The exhibited machines and memorabilia vividly express the intensity
of the innovation, development and technologies of the bicycle's
manufacturing and use from its early years to the present. Early
on, the public was consumed by this new mechanical transportation
and quickly applied it to a changing society and a new competitive
sport of bicycle racing which for nearly half a century was America's
second most popular spectator sport.
The
bicycle's zealous and popular use led the way in personal pre-1900
transportation becoming the catalyst of all of man's personal mechanical
transportation that we use today. Its avid popularity and use brought
about the need for the development of our nation's roads, automobiles,
motorcycles, airplanes and more. America's first bicycle club -
the League of American Wheelmen (LAW) - was established
in 1880. It printed the first road maps, crusaded and lobbied
for the building of roads and wrote the driving rules of the road;
all of which became the pattern for the American Automobile Association
yet to come a couple of decades later when the automobile seriously
entered the transportation scene.
As
safety bicycles with air filled tires appeared in the early 1890s,
droves of women took to using the bicycle, prompting Susan B. Anthony's
statement that “the bicycle was the greatest invention of the 19th
Century for the emancipation of women.” Womens' fashions had
changed to be bicycle user friendly. By then, one-third of
the bicycle's annual million units plus [4]
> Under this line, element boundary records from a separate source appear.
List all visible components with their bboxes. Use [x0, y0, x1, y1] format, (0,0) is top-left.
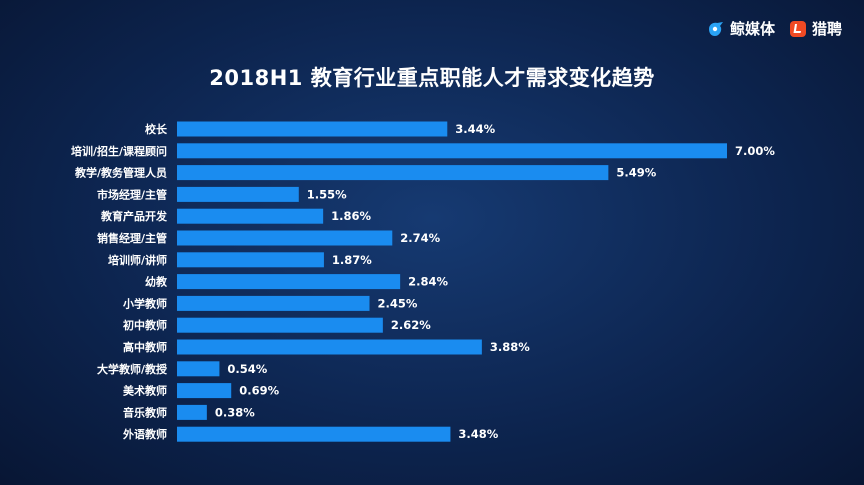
data-label: 3.48%: [458, 427, 498, 441]
category-label: 音乐教师: [123, 405, 167, 419]
data-label: 2.62%: [391, 318, 431, 332]
bar: [177, 274, 401, 290]
data-label: 0.54%: [227, 362, 267, 376]
bar: [177, 121, 448, 137]
brand-logos: 鲸媒体 猎聘: [707, 18, 842, 39]
bar: [177, 339, 482, 355]
jingmeiti-logo-text: 鲸媒体: [729, 20, 775, 38]
data-label: 1.55%: [307, 187, 347, 201]
bar: [177, 143, 727, 159]
jingmeiti-logo: 鲸媒体: [707, 18, 775, 39]
bar: [177, 317, 383, 333]
data-label: 3.44%: [455, 122, 495, 136]
category-label: 培训/招生/课程顾问: [71, 144, 167, 158]
bar: [177, 186, 299, 202]
category-label: 校长: [145, 122, 168, 136]
category-label: 外语教师: [122, 427, 167, 441]
data-label: 5.49%: [616, 166, 656, 180]
bar: [177, 361, 220, 377]
bar: [177, 426, 451, 442]
bar: [177, 295, 370, 311]
bar: [177, 383, 232, 399]
bar: [177, 165, 609, 181]
data-label: 3.88%: [490, 340, 530, 354]
category-label: 初中教师: [123, 318, 167, 332]
bar: [177, 208, 324, 224]
liepin-logo-text: 猎聘: [811, 20, 842, 38]
data-label: 1.86%: [331, 209, 371, 223]
data-label: 0.69%: [239, 384, 279, 398]
data-label: 0.38%: [215, 405, 255, 419]
liepin-icon: [789, 20, 806, 37]
data-label: 2.45%: [378, 296, 418, 310]
category-label: 高中教师: [123, 340, 167, 354]
data-label: 1.87%: [332, 253, 372, 267]
data-label: 2.84%: [408, 275, 448, 289]
bar: [177, 230, 393, 246]
category-label: 幼教: [145, 275, 168, 289]
chart-title: 2018H1 教育行业重点职能人才需求变化趋势: [209, 66, 655, 90]
category-label: 教育产品开发: [100, 209, 168, 223]
bar: [177, 404, 207, 420]
data-label: 2.74%: [400, 231, 440, 245]
data-label: 7.00%: [735, 144, 775, 158]
category-label: 市场经理/主管: [97, 187, 167, 201]
category-label: 小学教师: [122, 296, 167, 310]
category-label: 教学/教务管理人员: [74, 166, 167, 180]
category-label: 销售经理/主管: [97, 231, 167, 245]
liepin-logo: 猎聘: [789, 18, 842, 39]
category-label: 美术教师: [123, 384, 167, 398]
category-label: 培训师/讲师: [108, 253, 167, 267]
bar: [177, 252, 324, 268]
jingmeiti-icon: [708, 21, 723, 36]
category-label: 大学教师/教授: [97, 362, 168, 376]
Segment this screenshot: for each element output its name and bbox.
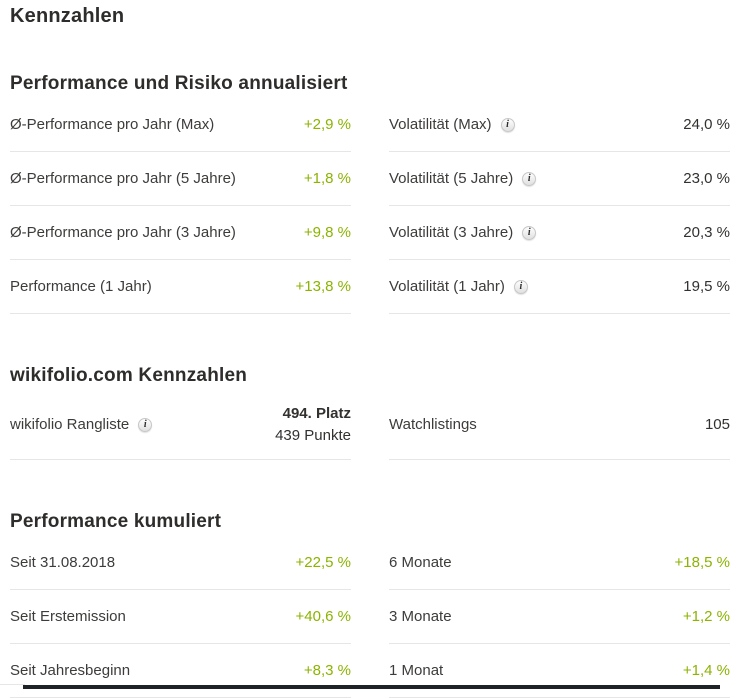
ranking-place: 494. Platz	[282, 404, 351, 422]
metric-row: Ø-Performance pro Jahr (5 Jahre) +1,8 %	[10, 152, 351, 206]
metric-label: Volatilität (1 Jahr)	[389, 278, 505, 295]
metric-row: Seit 31.08.2018 +22,5 %	[10, 536, 351, 590]
metric-value: +8,3 %	[303, 662, 351, 679]
ranking-points: 439 Punkte	[275, 426, 351, 444]
metric-label: Ø-Performance pro Jahr (3 Jahre)	[10, 224, 236, 241]
metric-label: 1 Monat	[389, 662, 444, 679]
metric-label: Seit 31.08.2018	[10, 554, 116, 571]
metric-label: 6 Monate	[389, 554, 452, 571]
section-title-performance-kumuliert: Performance kumuliert	[10, 511, 222, 532]
metric-value: +1,4 %	[682, 662, 730, 679]
metric-row: Ø-Performance pro Jahr (Max) +2,9 %	[10, 98, 351, 152]
page-title: Kennzahlen	[10, 5, 125, 27]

production was of ladies models. A hundred years
ago the bicycle was as popular and essential to the peoples' life
style then as the personal computer is to us in our world today.
Just as that PC has changed our style of living in communication
today, the bicycle did so with transportation a century ago; in
each century - in just the last two decades.
Since
opening fifteen years ago the museum has continued adding rare vintage
items and exhibits regularly. Rarely does a week go by without something
being added. New additions generally blend in adding more
depth by complementing and adding enrichment to the presentation
of what was there before.
Carl
and Clary Burgwardt are not only the owner-curators of the museum,
but also, hands-on historians who often personally greet their visitors
and treasure the opportunity to share their collection and vast
historical bicycle knowledge with them. They are active internationally
[5]
among advance collectors and scholarly historians, ever expanding
their knowledge of bicycle history, and are themselves high-ranked
historians of the bicycle. All these factors and much more embellish
a museum visit reliving a delightful history richly enhanced with
many extremely rare and surprising bicycle related antique treasures.